Saturday, January 21, 2006

Area Strawbridges Closing

In today's Inky, Business section, p. E5 ("7 anchor stores in malls will close" by Bob Fernandez). Federated Department Stores will be closing 7 Strawbridges stores in Pennsylvania, New Jersey, and Delaware by mid-March. The stores are in the following malls: Cherry Hill, Christiana, Deptford, Montgomery Mall (North Wales), Oxford Valley, Springfield (Delaware Co), Willow Grove Park.

This is never good news for the areas affected. Anchor stores aren't easy to find and an empty hole that size in a retail area looks bad. What does this have to do with politics? A politician or candidate who can claim, with some believability, to have brokered a deal with a new anchor has a nice bullet point to put on mailers and to make in debates. Challengers can make a big deal out of an incumbent's inability to have filled the space. This is solely my opinion, though.

2 comments:

Anonymous said...

Jane,

You bring up and interesting point worth exploring: Can politicians broker deals to bring retail outlets to malls? The answer is a resounding "yes." They do it all the time with tax incentives.

"Should" they broker deals is a more interesting question. There is a catch, and you have to be careful what you wish for.

As an example, taxpayers might not applaud the idea of giving hundreds of thousands of dollars in tax credits to huge department-store chains to serve as a mall's anchor. Yet, "payola" or "corporate welfare" for department stores is a fair issue to explore.

Here's why.

Anchors create create permanent jobs, many of which are practically guaranteed to local people. Additionally, you generate additional sales tax, wage tax, and business privilege tax. However, many of the jobs end up being low-paying jobs -- not the kind that many progressives feel is a living wage.

Two years ago, AAA decided to move its headquarters from Philadelphia to Wilmington, DE. Pennsylvania lost over 400 jobs because Wilmington and Delaware officials played the game and offered $7 million to lure them. If it sounds like Art Model and sports welfare, it ain't far off.

You can't force businesses to stay in business, and they often play one city against another, one state against another.

Ultimately, a pro-business attitude and a competitive business tax structure is the only way you can encourage them to come to town.
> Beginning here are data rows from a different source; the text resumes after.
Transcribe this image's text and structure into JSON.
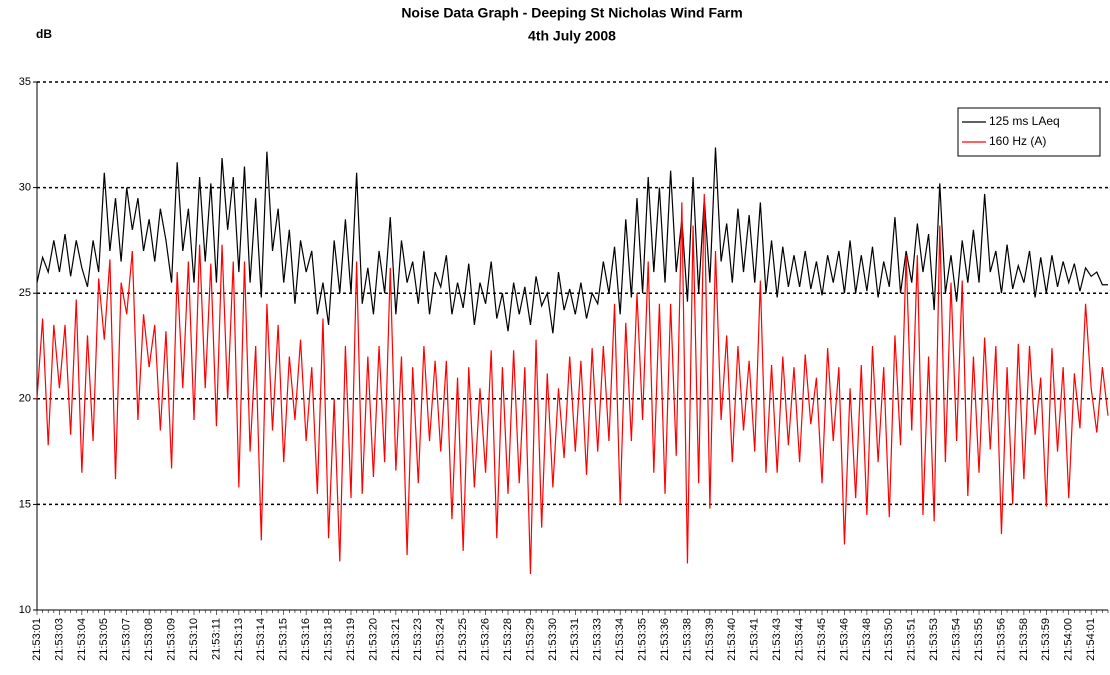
{
  "chart_data": {
    "type": "line",
    "title": "Noise Data Graph - Deeping St Nicholas Wind Farm",
    "subtitle": "4th July 2008",
    "y_label": "dB",
    "ylim": [
      10,
      35
    ],
    "yticks": [
      10,
      15,
      20,
      25,
      30,
      35
    ],
    "grid": true,
    "legend": "top-right",
    "categories": [
      "21:53:01",
      null,
      null,
      null,
      "21:53:03",
      null,
      null,
      null,
      "21:53:04",
      null,
      null,
      null,
      "21:53:05",
      null,
      null,
      null,
      "21:53:07",
      null,
      null,
      null,
      "21:53:08",
      null,
      null,
      null,
      "21:53:09",
      null,
      null,
      null,
      "21:53:10",
      null,
      null,
      null,
      "21:53:11",
      null,
      null,
      null,
      "21:53:13",
      null,
      null,
      null,
      "21:53:14",
      null,
      null,
      null,
      "21:53:15",
      null,
      null,
      null,
      "21:53:16",
      null,
      null,
      null,
      "21:53:18",
      null,
      null,
      null,
      "21:53:19",
      null,
      null,
      null,
      "21:53:20",
      null,
      null,
      null,
      "21:53:21",
      null,
      null,
      null,
      "21:53:23",
      null,
      null,
      null,
      "21:53:24",
      null,
      null,
      null,
      "21:53:25",
      null,
      null,
      null,
      "21:53:26",
      null,
      null,
      null,
      "21:53:28",
      null,
      null,
      null,
      "21:53:29",
      null,
      null,
      null,
      "21:53:30",
      null,
      null,
      null,
      "21:53:31",
      null,
      null,
      null,
      "21:53:33",
      null,
      null,
      null,
      "21:53:34",
      null,
      null,
      null,
      "21:53:35",
      null,
      null,
      null,
      "21:53:36",
      null,
      null,
      null,
      "21:53:38",
      null,
      null,
      null,
      "21:53:39",
      null,
      null,
      null,
      "21:53:40",
      null,
      null,
      null,
      "21:53:41",
      null,
      null,
      null,
      "21:53:43",
      null,
      null,
      null,
      "21:53:44",
      null,
      null,
      null,
      "21:53:45",
      null,
      null,
      null,
      "21:53:46",
      null,
      null,
      null,
      "21:53:48",
      null,
      null,
      null,
      "21:53:50",
      null,
      null,
      null,
      "21:53:51",
      null,
      null,
      null,
      "21:53:53",
      null,
      null,
      null,
      "21:53:54",
      null,
      null,
      null,
      "21:53:55",
      null,
      null,
      null,
      "21:53:56",
      null,
      null,
      null,
      "21:53:58",
      null,
      null,
      null,
      "21:53:59",
      null,
      null,
      null,
      "21:54:00",
      null,
      null,
      null,
      "21:54:01",
      null,
      null,
      null
    ],
    "series": [
      {
        "name": "125 ms LAeq",
        "color": "#000000",
        "values": [
          25.5,
          26.7,
          26,
          27.5,
          26,
          27.8,
          25.8,
          27.5,
          26.2,
          25.3,
          27.5,
          26,
          30.7,
          27,
          29.5,
          26.5,
          30,
          28,
          29.5,
          27,
          28.5,
          26.5,
          29,
          27.5,
          25.5,
          31.2,
          27,
          29,
          25.5,
          30.5,
          26.5,
          30.2,
          25.5,
          31.4,
          28,
          30.5,
          26,
          31,
          25.5,
          29.5,
          24.8,
          31.7,
          27,
          29,
          25.5,
          28,
          24.5,
          27.5,
          26,
          27,
          24,
          25.5,
          23.5,
          27.5,
          25,
          28.5,
          25,
          30.7,
          24.5,
          26.2,
          24,
          27,
          25,
          28.6,
          24,
          27.5,
          25.5,
          26.5,
          24.5,
          27,
          24,
          26,
          25.3,
          26.8,
          24,
          25.5,
          24.3,
          26.4,
          23.5,
          25.5,
          24.5,
          26.5,
          23.8,
          25,
          23.2,
          25.5,
          24,
          25.3,
          23.5,
          25.8,
          24.4,
          25,
          23.1,
          26,
          24.2,
          25.2,
          24,
          25.5,
          23.8,
          25,
          24.5,
          26.5,
          25,
          27.2,
          24,
          28.5,
          24.8,
          29.5,
          25,
          30.5,
          26,
          30,
          25.5,
          30.8,
          26,
          28.5,
          24.6,
          30.5,
          25,
          29.5,
          25.5,
          31.9,
          26.5,
          28.3,
          25.5,
          29,
          26,
          28.7,
          25.5,
          29.3,
          25,
          27.5,
          24.8,
          27.2,
          25.3,
          26.8,
          25.3,
          27,
          25.2,
          26.5,
          24.9,
          26.8,
          25.5,
          27,
          25,
          27.5,
          25,
          26.8,
          25.1,
          27.2,
          24.8,
          26.5,
          25.3,
          28.6,
          25,
          27,
          25.5,
          28.3,
          26,
          27.8,
          24.2,
          30.2,
          25,
          26.8,
          24.6,
          27.5,
          25.5,
          28,
          25.5,
          29.7,
          26,
          27,
          25,
          27.3,
          25.2,
          26.3,
          25.5,
          27,
          24.8,
          26.7,
          25,
          26.8,
          25.3,
          26.5,
          25.5,
          26.4,
          25.1,
          26.2,
          25.8,
          26,
          25.4,
          25.4
        ]
      },
      {
        "name": "160 Hz (A)",
        "color": "#ff0000",
        "values": [
          20,
          23.8,
          17.8,
          23.5,
          20.5,
          23.5,
          18.3,
          24.7,
          16.5,
          23,
          18,
          25.7,
          22.8,
          26.6,
          16.2,
          25.5,
          24,
          27,
          19,
          24,
          21.5,
          23.5,
          18.5,
          23.2,
          16.7,
          26,
          20.5,
          26.5,
          19,
          27.3,
          20.5,
          26.4,
          18.7,
          27.3,
          20,
          26.5,
          15.8,
          26.5,
          17.5,
          22.5,
          13.3,
          24.5,
          18.5,
          23.5,
          17,
          22,
          19,
          22.8,
          18,
          21.5,
          15.5,
          23.8,
          13.4,
          20,
          12.3,
          22.5,
          15.3,
          26.5,
          15.5,
          22,
          16.3,
          22.5,
          17,
          26.2,
          16.6,
          22,
          12.6,
          21.5,
          16,
          22.5,
          18,
          21.8,
          17.5,
          21.8,
          14.3,
          21,
          12.8,
          21.5,
          15.8,
          20.5,
          16.5,
          22.3,
          13.4,
          21.5,
          15.5,
          22.3,
          16,
          21.5,
          11.7,
          22.8,
          13.9,
          21.2,
          15.8,
          20.5,
          17.2,
          22,
          17.5,
          21.8,
          16.4,
          22.4,
          17.5,
          22.5,
          18,
          24.5,
          15,
          23.6,
          18,
          25,
          19,
          26.5,
          16.5,
          24.5,
          15.5,
          24.5,
          17.3,
          29.3,
          12.2,
          28.2,
          16,
          29.7,
          14.8,
          27,
          19,
          23,
          17,
          22.5,
          18.5,
          21.8,
          17.5,
          25.6,
          16.5,
          21.6,
          16.5,
          22,
          17.8,
          21.5,
          17,
          22.1,
          18.8,
          21,
          16,
          22.4,
          18,
          21.5,
          13.1,
          20.5,
          15.3,
          21.6,
          14.5,
          22.5,
          17,
          21.5,
          14.4,
          23,
          17.8,
          26.8,
          18.5,
          26.8,
          14.5,
          22,
          14.2,
          28.2,
          17,
          25.5,
          18,
          25.6,
          15.4,
          22,
          16.5,
          22.9,
          17.6,
          22.5,
          13.6,
          21.5,
          15,
          22.6,
          16.2,
          22.5,
          18.3,
          21,
          14.9,
          22.4,
          17.5,
          21.5,
          15.3,
          21.2,
          18.6,
          24.5,
          20.5,
          18.4,
          21.5,
          19.2
        ]
      }
    ]
  }
}
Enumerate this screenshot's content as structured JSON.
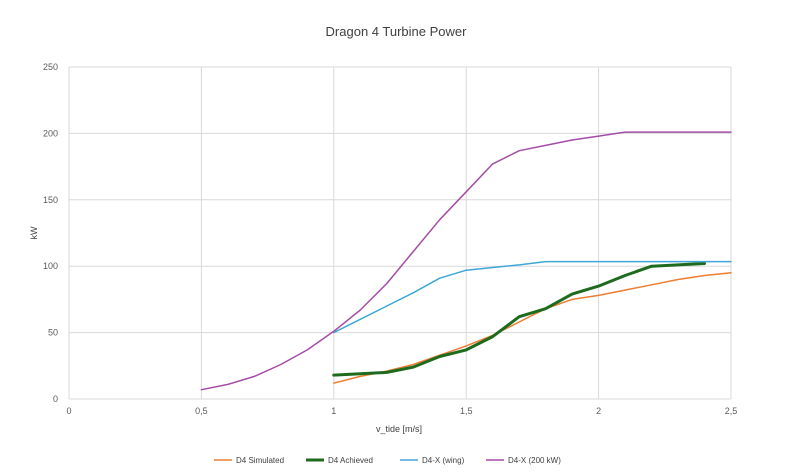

As a real estate agent, I can tell you that companies will start leasing space in Philadelphia -- as an example -- when we reduce or, better yet, eliminate the Draconian wage and business privilege taxes.

John Featherman
Republican Candidate, US Senate-PA
www.featherman.com

AboveAvgJane said...

John,

I wasn't thinking of tax incentives. I was thinking of NOT having a "pay to play" atmosphere where businesses are NOT required to fork over huge sums to local politicians just to do business in the area. I was thinking of working with public transit agencies to make sure that workers can get to and from their job so employers can count on a good reliable employee base, which may help with salaries. I was thinking of making sure the area is clean, safe, attractive, kept up, so that businesses would be interested in moving in -- curb appeal. I was thinking of a stable economic environment so a business moving in doesn't see an empty storefront every other store. Those things.